Plumber: Getting R ready for production environments?

R Project and Production

Running R Project in production is a controversially discussed topic, as is everything concerning R vs Python. Lately there have been some additions to the R Project, that made me look into this again. Researching R and its usage in production environments I came across several packages / project, that can be used as a solution for this:

There are several more, but those I found the most interesting.

Plumber


For reasons of ease of use and because it was not a hosted version, I took a deeper look into Plumber. This felt quite natural as it uses function decorators for defining endpoints and parameters. This is similar to Spring Boot, which I normally use for programming REST APIs.
So using Plumber is really straight forward, as the example below shows:

#' return text "Hello"
#' @get /hello
function() {
  list(msg = "hello")
}

The #’ @get defines the endpoint for this request. In this case /hello, so the full url on localhost is http://127.0.0.1:8001/hello. To pass in one or more parameters you can use the decorator #’ @param parameter_name parameter_description. A more complicated example using Plumber is hosted on our Gitlab. This example was built with the help of Tidy Textmining.

Production ready?

Plumber comes with Swagger, so the webserver is automatically available. As the R instance is already running, processing the R code does not take long. If your model is complicated, then, of course, this is reflected in the processing time. But as R is a single thread programming language, Plumber can only process one request at a time.
There are ways to tweak this of course. You can run several instances of the service, using a Docker image. This is decribed here.
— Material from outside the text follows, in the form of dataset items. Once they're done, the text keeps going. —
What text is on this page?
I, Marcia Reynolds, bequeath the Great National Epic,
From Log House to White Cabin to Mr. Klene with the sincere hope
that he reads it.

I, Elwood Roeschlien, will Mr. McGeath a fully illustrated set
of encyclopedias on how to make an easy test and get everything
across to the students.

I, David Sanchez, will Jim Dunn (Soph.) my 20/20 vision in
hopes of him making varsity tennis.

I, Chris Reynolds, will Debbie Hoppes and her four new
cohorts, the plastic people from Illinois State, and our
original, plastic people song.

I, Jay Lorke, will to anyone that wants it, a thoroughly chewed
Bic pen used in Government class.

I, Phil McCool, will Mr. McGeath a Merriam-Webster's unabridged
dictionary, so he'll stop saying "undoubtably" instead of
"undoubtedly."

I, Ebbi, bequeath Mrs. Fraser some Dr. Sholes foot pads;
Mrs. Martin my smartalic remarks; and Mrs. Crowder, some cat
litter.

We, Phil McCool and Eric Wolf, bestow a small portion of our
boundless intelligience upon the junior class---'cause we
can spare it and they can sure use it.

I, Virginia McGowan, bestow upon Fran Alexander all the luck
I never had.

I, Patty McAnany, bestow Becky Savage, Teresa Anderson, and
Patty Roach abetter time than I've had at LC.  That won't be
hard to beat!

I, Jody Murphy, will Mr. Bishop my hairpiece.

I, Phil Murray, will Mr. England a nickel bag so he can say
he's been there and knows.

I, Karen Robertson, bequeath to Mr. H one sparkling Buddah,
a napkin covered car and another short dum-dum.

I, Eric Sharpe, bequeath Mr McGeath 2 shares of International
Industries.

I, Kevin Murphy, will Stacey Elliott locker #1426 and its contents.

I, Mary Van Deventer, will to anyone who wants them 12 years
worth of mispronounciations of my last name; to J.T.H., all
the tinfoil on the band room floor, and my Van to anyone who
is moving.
There is also the option of using a webserver to fork the request to serveral instances of R. Depending on the need of the API, single thread processing can be fast enough. If the service has to be highly available the Docker solutions seems like a good choice, as it comes with a load balancer.

Conclussion

After testing Plumber I am surprised by the easy of use. This package makes deploying an REST API in R really easy. Depending on your business needs, it might even be enough for a productive scenario, especially when used in combination with Docker.